Building SQL queries the hard way
-
I'm in the process of updating a website for the second decade of the new millennium. The previous developer did not know about JOIN nor IN, as evidenced by this gem I found within a multi-step chain of manual joining:
$query = "SELECT id FROM pages WHERE " ; foreach ($page_ids as $pid) { $query .= "(page_id = $pid AND published=1) OR " ; } $query = substr($query, 0, strrpos($query, "OR")) ; $query .= " ORDER BY title ASC" ;
You see how he was "efficient" by querying all
$page_ids
in one query? I'm sure he was pretty proud of having thought of that trick. TRWTF? I'm not gonna clean this up. It works.
-
I'd love to see how well that would work on a table of 10+ million rows.
-
@gleemonk Other things he didn't know about: parameterization. Apparently.
-
@blakeyrat you would only need to parameterize that if
$page_ids
is a user-supplied array.
-
@anotherusername "need" to yes, but you should get into the habit of always doing it consistently because it's the right thing to do.
-
@gleemonk ...wait, what?
He has a list of page_ids and he's using them to query
pages.id
... if that doesn't result in getting the same list back, that db schema is TRWTF.
-
@blakeyrat said in Building SQL queries the hard way:
@anotherusername "need" to yes, but you
shouldought to get into the habit of always doing it consistently because it's the right thing to do.FTFY
-
@anotherusername He did say, right in the OP, that
I'm not gonna clean this up. It works.
The issue is not that it doesn't work, merely that there are better ways to do it.
-
@gleemonk said in Building SQL queries the hard way:
I'm not gonna clean this up. It works.
Oh come on, it's easy!
$query = "SELECT id FROM pages WHERE page_id IN(".implode(",", $page_ids).") AND published=1 ORDER BY title ASC";
There! Perfect! Ship it!
-
@anotherusername said in Building SQL queries the hard way:
@gleemonk ...wait, what?
He has a list of page_ids and he's using them to query
pages.id
... if that doesn't result in getting the same list back, that db schema is TRWTF.Not necessarily. If these IDs come from the URL then the user might have added some extra IDs there to see some unpublished pages that he shouldn't see.

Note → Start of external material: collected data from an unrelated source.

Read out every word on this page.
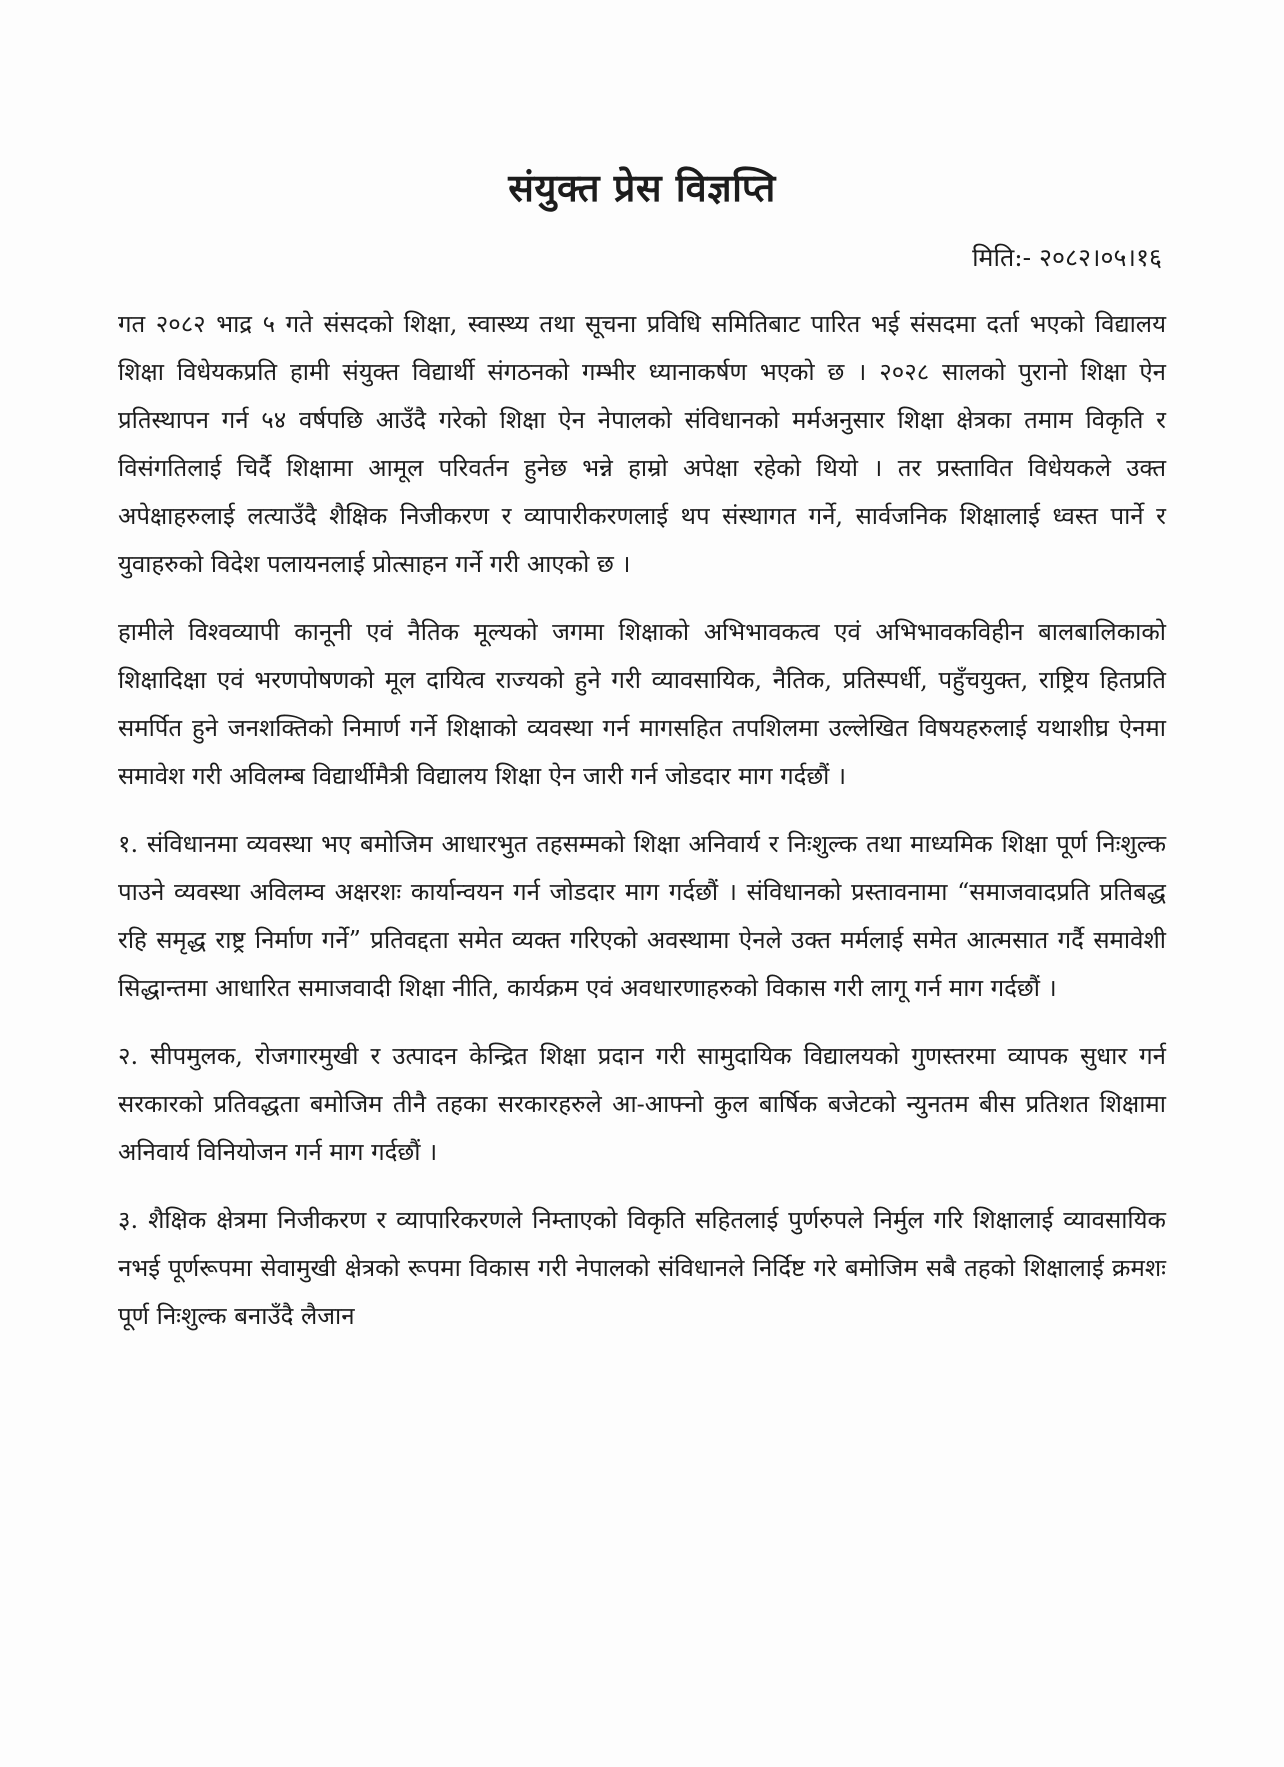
संयुक्त प्रेस विज्ञप्ति

मिति:- २०८२।०५।१६

गत २०८२ भाद्र ५ गते संसदको शिक्षा, स्वास्थ्य तथा सूचना प्रविधि समितिबाट पारित भई संसदमा दर्ता भएको विद्यालय शिक्षा विधेयकप्रति हामी संयुक्त विद्यार्थी संगठनको गम्भीर ध्यानाकर्षण भएको छ । २०२८ सालको पुरानो शिक्षा ऐन प्रतिस्थापन गर्न ५४ वर्षपछि आउँदै गरेको शिक्षा ऐन नेपालको संविधानको मर्मअनुसार शिक्षा क्षेत्रका तमाम विकृति र विसंगतिलाई चिर्दै शिक्षामा आमूल परिवर्तन हुनेछ भन्ने हाम्रो अपेक्षा रहेको थियो । तर प्रस्तावित विधेयकले उक्त अपेक्षाहरुलाई लत्याउँदै शैक्षिक निजीकरण र व्यापारीकरणलाई थप संस्थागत गर्ने, सार्वजनिक शिक्षालाई ध्वस्त पार्ने र युवाहरुको विदेश पलायनलाई प्रोत्साहन गर्ने गरी आएको छ ।

हामीले विश्वव्यापी कानूनी एवं नैतिक मूल्यको जगमा शिक्षाको अभिभावकत्व एवं अभिभावकविहीन बालबालिकाको शिक्षादिक्षा एवं भरणपोषणको मूल दायित्व राज्यको हुने गरी व्यावसायिक, नैतिक, प्रतिस्पर्धी, पहुँचयुक्त, राष्ट्रिय हितप्रति समर्पित हुने जनशक्तिको निमार्ण गर्ने शिक्षाको व्यवस्था गर्न मागसहित तपशिलमा उल्लेखित विषयहरुलाई यथाशीघ्र ऐनमा समावेश गरी अविलम्ब विद्यार्थीमैत्री विद्यालय शिक्षा ऐन जारी गर्न जोडदार माग गर्दछौं ।

१. संविधानमा व्यवस्था भए बमोजिम आधारभुत तहसम्मको शिक्षा अनिवार्य र निःशुल्क तथा माध्यमिक शिक्षा पूर्ण निःशुल्क पाउने व्यवस्था अविलम्व अक्षरशः कार्यान्वयन गर्न जोडदार माग गर्दछौं । संविधानको प्रस्तावनामा “समाजवादप्रति प्रतिबद्ध रहि समृद्ध राष्ट्र निर्माण गर्ने” प्रतिवद्दता समेत व्यक्त गरिएको अवस्थामा ऐनले उक्त मर्मलाई समेत आत्मसात गर्दै समावेशी सिद्धान्तमा आधारित समाजवादी शिक्षा नीति, कार्यक्रम एवं अवधारणाहरुको विकास गरी लागू गर्न माग गर्दछौं ।

२. सीपमुलक, रोजगारमुखी र उत्पादन केन्द्रित शिक्षा प्रदान गरी सामुदायिक विद्यालयको गुणस्तरमा व्यापक सुधार गर्न सरकारको प्रतिवद्धता बमोजिम तीनै तहका सरकारहरुले आ-आफ्नो कुल बार्षिक बजेटको न्युनतम बीस प्रतिशत शिक्षामा अनिवार्य विनियोजन गर्न माग गर्दछौं ।

३. शैक्षिक क्षेत्रमा निजीकरण र व्यापारिकरणले निम्ताएको विकृति सहितलाई पुर्णरुपले निर्मुल गरि शिक्षालाई व्यावसायिक नभई पूर्णरूपमा सेवामुखी क्षेत्रको रूपमा विकास गरी नेपालको संविधानले निर्दिष्ट गरे बमोजिम सबै तहको शिक्षालाई क्रमशः पूर्ण निःशुल्क बनाउँदै लैजान
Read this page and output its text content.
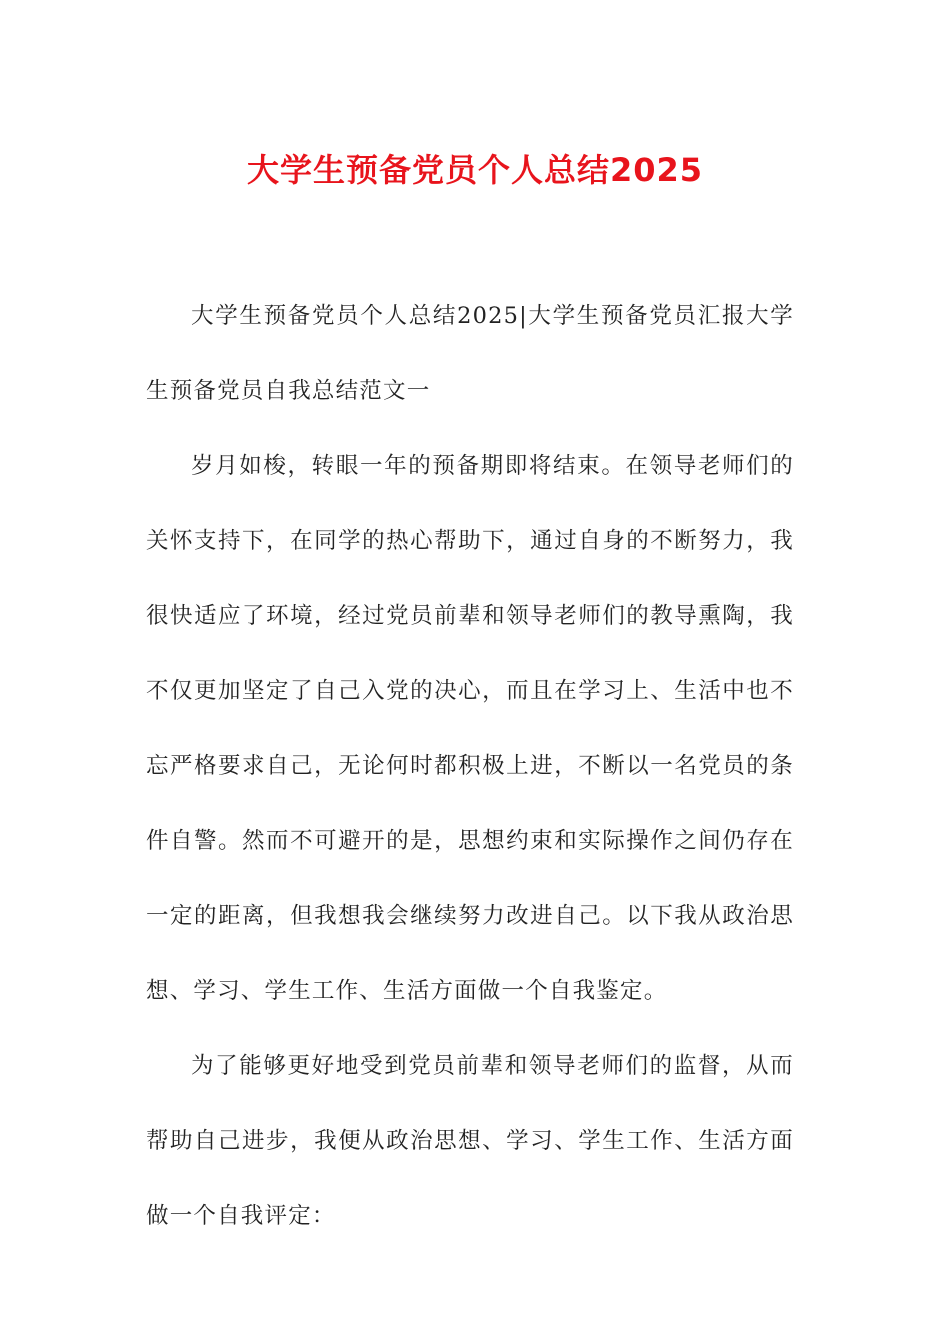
大学生预备党员个人总结2025

大学生预备党员个人总结2025|大学生预备党员汇报大学生预备党员自我总结范文一

岁月如梭，转眼一年的预备期即将结束。在领导老师们的关怀支持下，在同学的热心帮助下，通过自身的不断努力，我很快适应了环境，经过党员前辈和领导老师们的教导熏陶，我不仅更加坚定了自己入党的决心，而且在学习上、生活中也不忘严格要求自己，无论何时都积极上进，不断以一名党员的条件自警。然而不可避开的是，思想约束和实际操作之间仍存在一定的距离，但我想我会继续努力改进自己。以下我从政治思想、学习、学生工作、生活方面做一个自我鉴定。

为了能够更好地受到党员前辈和领导老师们的监督，从而帮助自己进步，我便从政治思想、学习、学生工作、生活方面做一个自我评定：
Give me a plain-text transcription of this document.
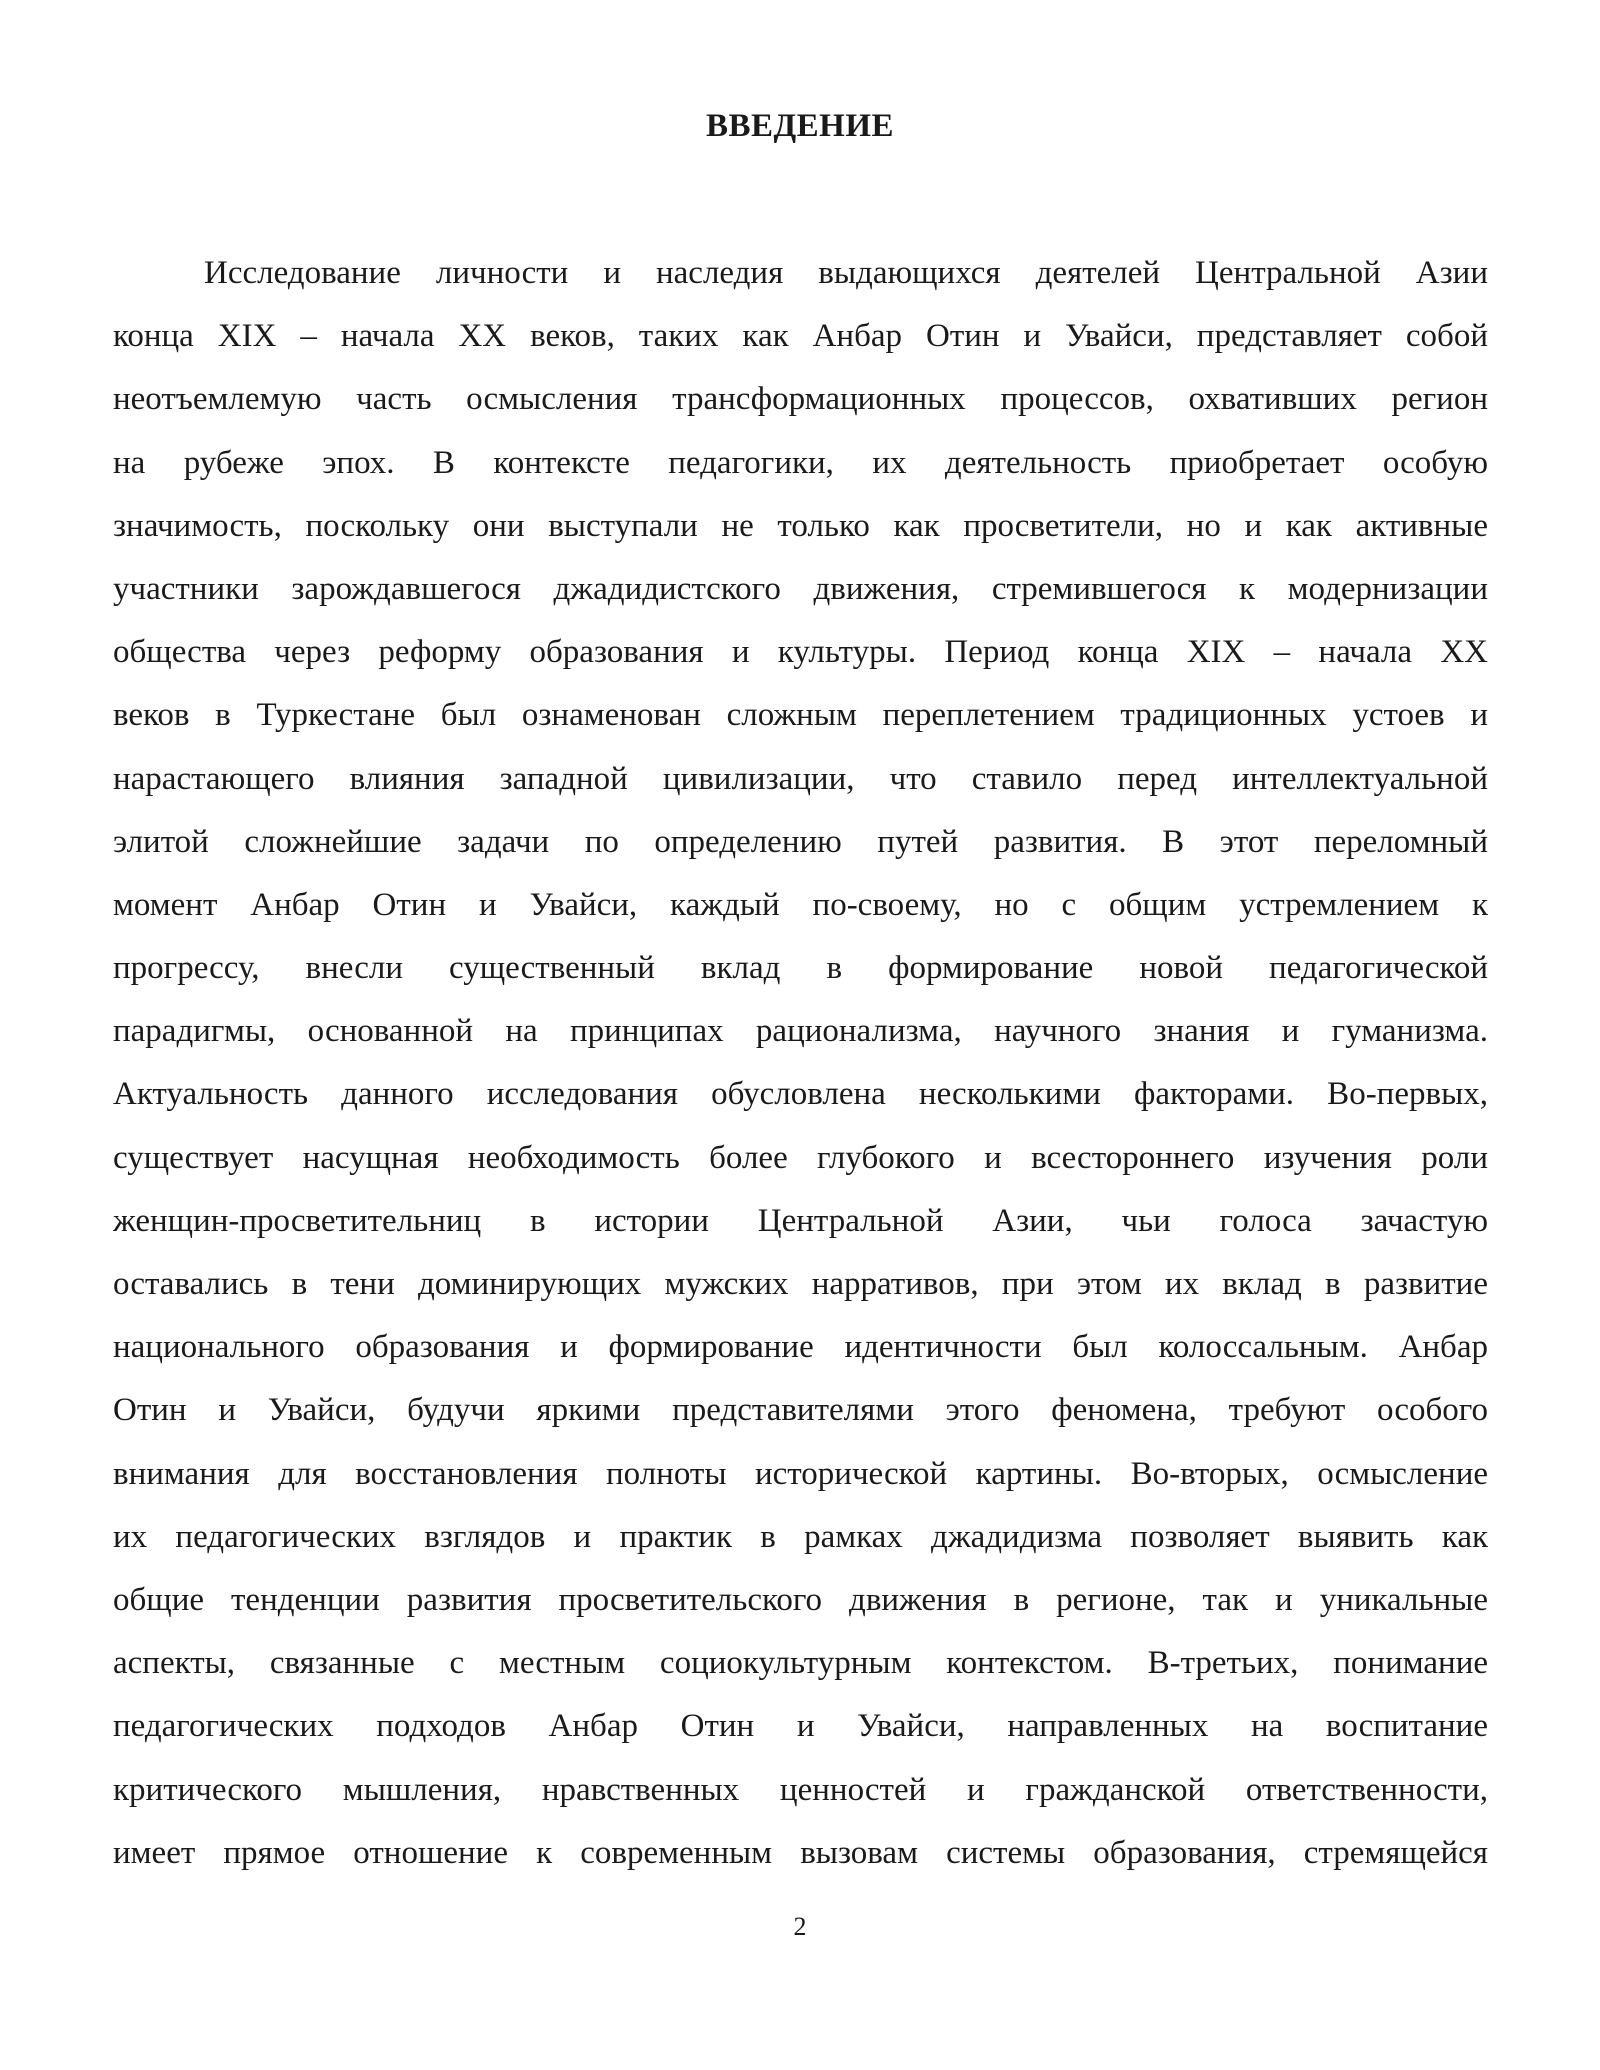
ВВЕДЕНИЕ
Исследование личности и наследия выдающихся деятелей Центральной Азии
конца XIX – начала XX веков, таких как Анбар Отин и Увайси, представляет собой
неотъемлемую часть осмысления трансформационных процессов, охвативших регион
на рубеже эпох. В контексте педагогики, их деятельность приобретает особую
значимость, поскольку они выступали не только как просветители, но и как активные
участники зарождавшегося джадидистского движения, стремившегося к модернизации
общества через реформу образования и культуры. Период конца XIX – начала XX
веков в Туркестане был ознаменован сложным переплетением традиционных устоев и
нарастающего влияния западной цивилизации, что ставило перед интеллектуальной
элитой сложнейшие задачи по определению путей развития. В этот переломный
момент Анбар Отин и Увайси, каждый по-своему, но с общим устремлением к
прогрессу, внесли существенный вклад в формирование новой педагогической
парадигмы, основанной на принципах рационализма, научного знания и гуманизма.
Актуальность данного исследования обусловлена несколькими факторами. Во-первых,
существует насущная необходимость более глубокого и всестороннего изучения роли
женщин-просветительниц в истории Центральной Азии, чьи голоса зачастую
оставались в тени доминирующих мужских нарративов, при этом их вклад в развитие
национального образования и формирование идентичности был колоссальным. Анбар
Отин и Увайси, будучи яркими представителями этого феномена, требуют особого
внимания для восстановления полноты исторической картины. Во-вторых, осмысление
их педагогических взглядов и практик в рамках джадидизма позволяет выявить как
общие тенденции развития просветительского движения в регионе, так и уникальные
аспекты, связанные с местным социокультурным контекстом. В-третьих, понимание
педагогических подходов Анбар Отин и Увайси, направленных на воспитание
критического мышления, нравственных ценностей и гражданской ответственности,
имеет прямое отношение к современным вызовам системы образования, стремящейся
2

Ordering the IDs by page title might also be important.It's not pretty nor efficient but atleast the previous developer knew that he shouldn't blindly trust the users.
-
@anotherusername said in Building SQL queries the hard way:
@gleemonk ...wait, what?
He has a list of page_ids and he's using them to query
pages.id
... if that doesn't result in getting the same list back, that db schema is TRWTF.Not a , there are multiple pages sharing the same
page_id
due to i18n. Granted, I could have chosen better field names when anonymizing the snippet.
-
@Onyx said in Building SQL queries the hard way:
Oh come on, it's easy!
$query = "SELECT id FROM pages WHERE page_id IN(".implode(",", $page_ids).") AND published=1 ORDER BY title ASC";
There! Perfect! Ship it!
Wow this is cool! Now if you could help me JOINing these:
$query = "SELECT attribute_id FROM attribute_value WHERE value='$category_id'" ; $list = dbquery($query) ; $page_ids = array() ; foreach ($list as $entry) { $query = "SELECT page_id FROM attribute WHERE id=$entry" ; $list2 = dbquery($query) ; $page_ids[] = $list2[0] ; } if (count($page_ids) < 1) return array() ; // $query = "SELECT id FROM pages WHERE " ; // foreach ($page_ids as $pid) { // $query .= "(page_id = $pid AND published=1) OR " ; // } // $query = substr($query, 0, strrpos($query, "OR")) ; // $query .= " ORDER BY title ASC" ; // TODO Ask Onyx how it works. $query = "SELECT id FROM pages WHERE page_id IN(".implode(",", $page_ids).") AND published=1 ORDER BY title ASC";
You see I speak SQL perfectly but I find advanced concepts like joins a bit tough to understand
In other news I just confirmed that
$category_id
may be supplied as a GET parameter. (It's not the first injection opportunity I found, and probably not the last.)
-
@gleemonk said in Building SQL queries the hard way:
injection
And this is why I always, always have some kind of abstraction layer that enforces proper parameter binding. Anyone bypassing them is legible to find themselves on the wrong end of my crowbar.